The rise of the Tea Party, for instance, has forced many moderate Republican lawmakers to adopt a more right-wing stance on social issues like abortion and homosexuality. But this is actually nothing new – thirty years ago, the emergence of Evangelical Christians (as exemplified by Reverend Jerry Falwell and others) compelled Ronald Reagan to sound like a Bible-thumper – when he had never shown such religious zeal in his long political career in California.

Indeed, Reagan probably could not have won the 1980 election without the support of Christian Conservatives – and the GOP has been beholden to them ever since.

I know many Republicans who detest the Tea Party as well as the Evangelicals – they believe these groups have “hijacked” the party and will likely make it impossible for the GOP to attract a broad national constituency.

The classic Republican – who espoused low taxes, strong defense and limited government regulations – probably disappeared with Nelson Rockefeller and Barry Goldwater.

The GOP is in dire trouble – they have no one who can attract a large, national base of supporters, nor do they possess a cogent political platform.

As such, the 2012 election will be handed over to Barack Obama on a silver plate.

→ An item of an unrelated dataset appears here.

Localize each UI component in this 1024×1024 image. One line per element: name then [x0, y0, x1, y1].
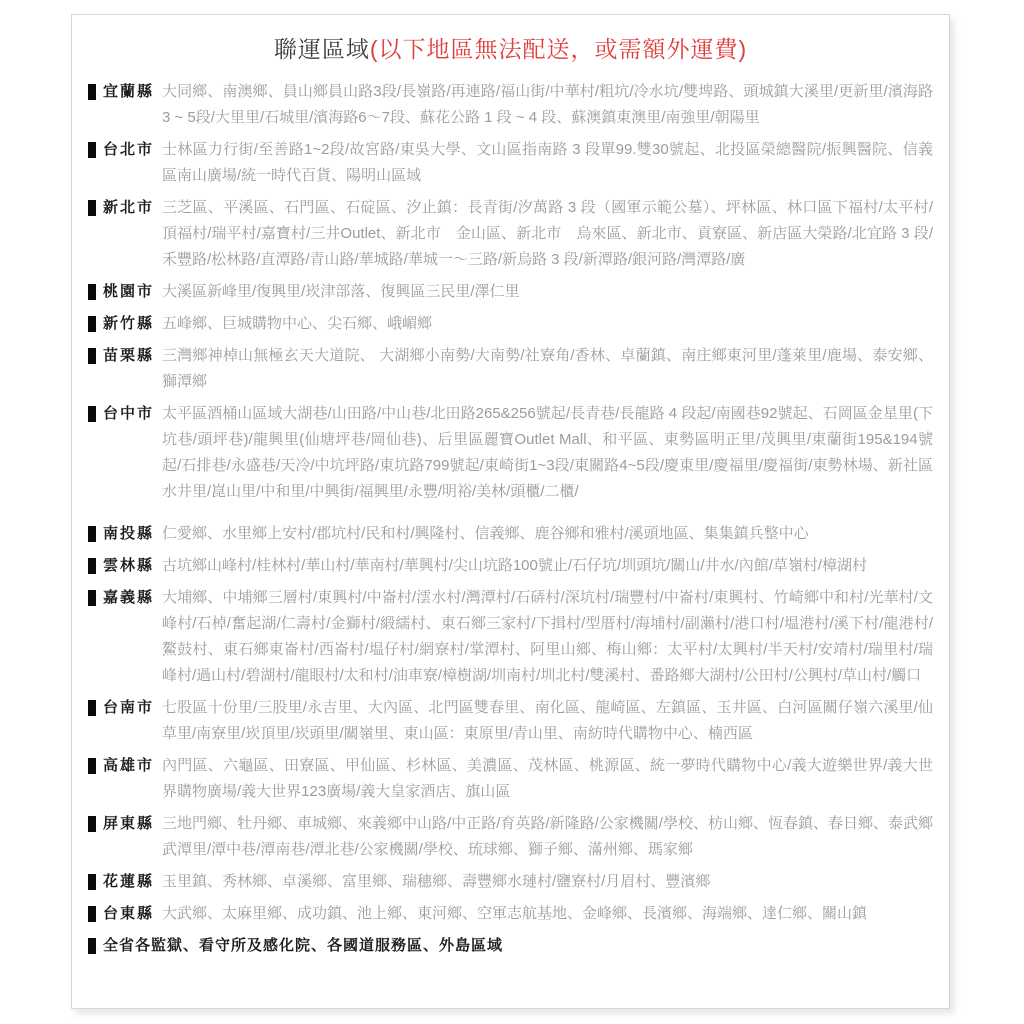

Despite Obama's sinking popularity ratings and the disenchantment many of his supporters feel, these Democrat voters have no other choice but to vote for him. I doubt many of them will switch sides in the election.

The Republicans best hope is to sacrifice 2012 and wait until 2016 when a new generation of GOP luminaries emerge for possible candidacy -- including New Jersey governor Chris Christie and Louisiana governor Bobby Jindal.